The copious amounts of salt used on roads every winter contribute to the fast deterioration of pavement and vehicles while also depositing huge amounts of salt in the environment. Salt is costly to use and to distribute on roads all winter long, and the cost of repairs needed from salt damage add up. A cost-effective, environmentally-friendly solution to snow removal is a must for areas hit hard by winter.
How It Works
This snow-melting concrete relies on the phase-change material quality of paraffin oil. Phase change materials store heat and emit heat during the winter. When the paraffin oil freezes from liquid to solid, it releases thermal energy (heat).
Concrete treated with paraffin wax melts snow by warming the concrete during the phase change process of freezing. During product testing, researchers found that treated concrete melts snow within a day, while untreated concrete leaves snow intact for the most part.

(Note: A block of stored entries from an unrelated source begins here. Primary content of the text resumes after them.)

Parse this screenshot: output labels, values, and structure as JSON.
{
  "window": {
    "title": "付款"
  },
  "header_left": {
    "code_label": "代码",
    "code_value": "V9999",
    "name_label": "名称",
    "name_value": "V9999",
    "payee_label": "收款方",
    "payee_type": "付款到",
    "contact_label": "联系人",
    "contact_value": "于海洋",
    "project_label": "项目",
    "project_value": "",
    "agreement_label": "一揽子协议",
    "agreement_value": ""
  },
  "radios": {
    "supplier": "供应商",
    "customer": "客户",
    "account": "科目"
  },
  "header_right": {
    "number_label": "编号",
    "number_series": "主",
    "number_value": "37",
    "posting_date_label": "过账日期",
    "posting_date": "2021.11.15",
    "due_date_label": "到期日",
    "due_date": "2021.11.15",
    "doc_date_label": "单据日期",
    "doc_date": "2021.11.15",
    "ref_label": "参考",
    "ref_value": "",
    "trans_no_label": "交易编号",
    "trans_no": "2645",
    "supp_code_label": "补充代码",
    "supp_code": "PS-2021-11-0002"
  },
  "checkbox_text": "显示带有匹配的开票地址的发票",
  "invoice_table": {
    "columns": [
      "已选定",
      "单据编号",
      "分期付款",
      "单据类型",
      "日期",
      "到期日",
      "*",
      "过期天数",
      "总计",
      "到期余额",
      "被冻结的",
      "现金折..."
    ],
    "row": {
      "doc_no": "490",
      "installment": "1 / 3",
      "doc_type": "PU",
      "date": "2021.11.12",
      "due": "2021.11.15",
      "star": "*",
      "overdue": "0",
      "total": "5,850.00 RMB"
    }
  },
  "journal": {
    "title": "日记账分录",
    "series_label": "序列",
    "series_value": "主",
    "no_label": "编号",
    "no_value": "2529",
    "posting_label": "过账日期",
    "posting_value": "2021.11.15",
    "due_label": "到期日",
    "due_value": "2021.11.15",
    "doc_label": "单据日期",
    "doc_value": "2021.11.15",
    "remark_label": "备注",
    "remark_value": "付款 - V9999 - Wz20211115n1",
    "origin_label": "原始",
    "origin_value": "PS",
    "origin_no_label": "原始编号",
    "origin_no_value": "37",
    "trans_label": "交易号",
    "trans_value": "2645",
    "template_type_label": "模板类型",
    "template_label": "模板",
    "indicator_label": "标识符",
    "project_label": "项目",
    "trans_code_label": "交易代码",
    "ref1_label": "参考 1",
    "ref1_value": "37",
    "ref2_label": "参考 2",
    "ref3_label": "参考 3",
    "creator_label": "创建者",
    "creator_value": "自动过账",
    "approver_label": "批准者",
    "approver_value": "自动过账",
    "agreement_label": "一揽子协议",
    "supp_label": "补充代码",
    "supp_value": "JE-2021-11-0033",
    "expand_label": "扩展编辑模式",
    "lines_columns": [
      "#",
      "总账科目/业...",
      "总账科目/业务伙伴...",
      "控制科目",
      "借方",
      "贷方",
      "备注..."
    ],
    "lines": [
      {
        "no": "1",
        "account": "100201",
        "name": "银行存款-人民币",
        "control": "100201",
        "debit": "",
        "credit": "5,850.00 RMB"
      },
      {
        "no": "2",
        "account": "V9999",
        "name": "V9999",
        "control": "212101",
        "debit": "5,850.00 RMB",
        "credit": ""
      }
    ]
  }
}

Paraffin wax is a low-cost material, so mixing it with concrete products could be a cost-effective and convenient way to keep roads clear during the winter. This would also reduce the amount of salt deposited on roads and in the surrounding natural environment. This paraffin snow-melting discovery is likely to be a time-saver at airports in cold climates. Often, airports face lengthy delays and cancellations during the winter months, which cost airlines millions of dollars each year.
Airports must also constantly stay on top of keeping runways clear of ice and snow. Airport runway pavement that melts ice and snow with the help of paraffin wax could result in fewer delays and cancellations in the winter, making airlines and airport operations more efficient, saving significant costs.
Researchers still need to test how paraffin wax affects concrete in the long run. Concrete durability, stability, and skid-resistance can’t be compromised. But if cleared for use on roads, this innovative solution will have a positive impact on road safety in the winter, while saving millions of dollars on salting roads, and reducing the harmful amounts of salt entering the environment each year.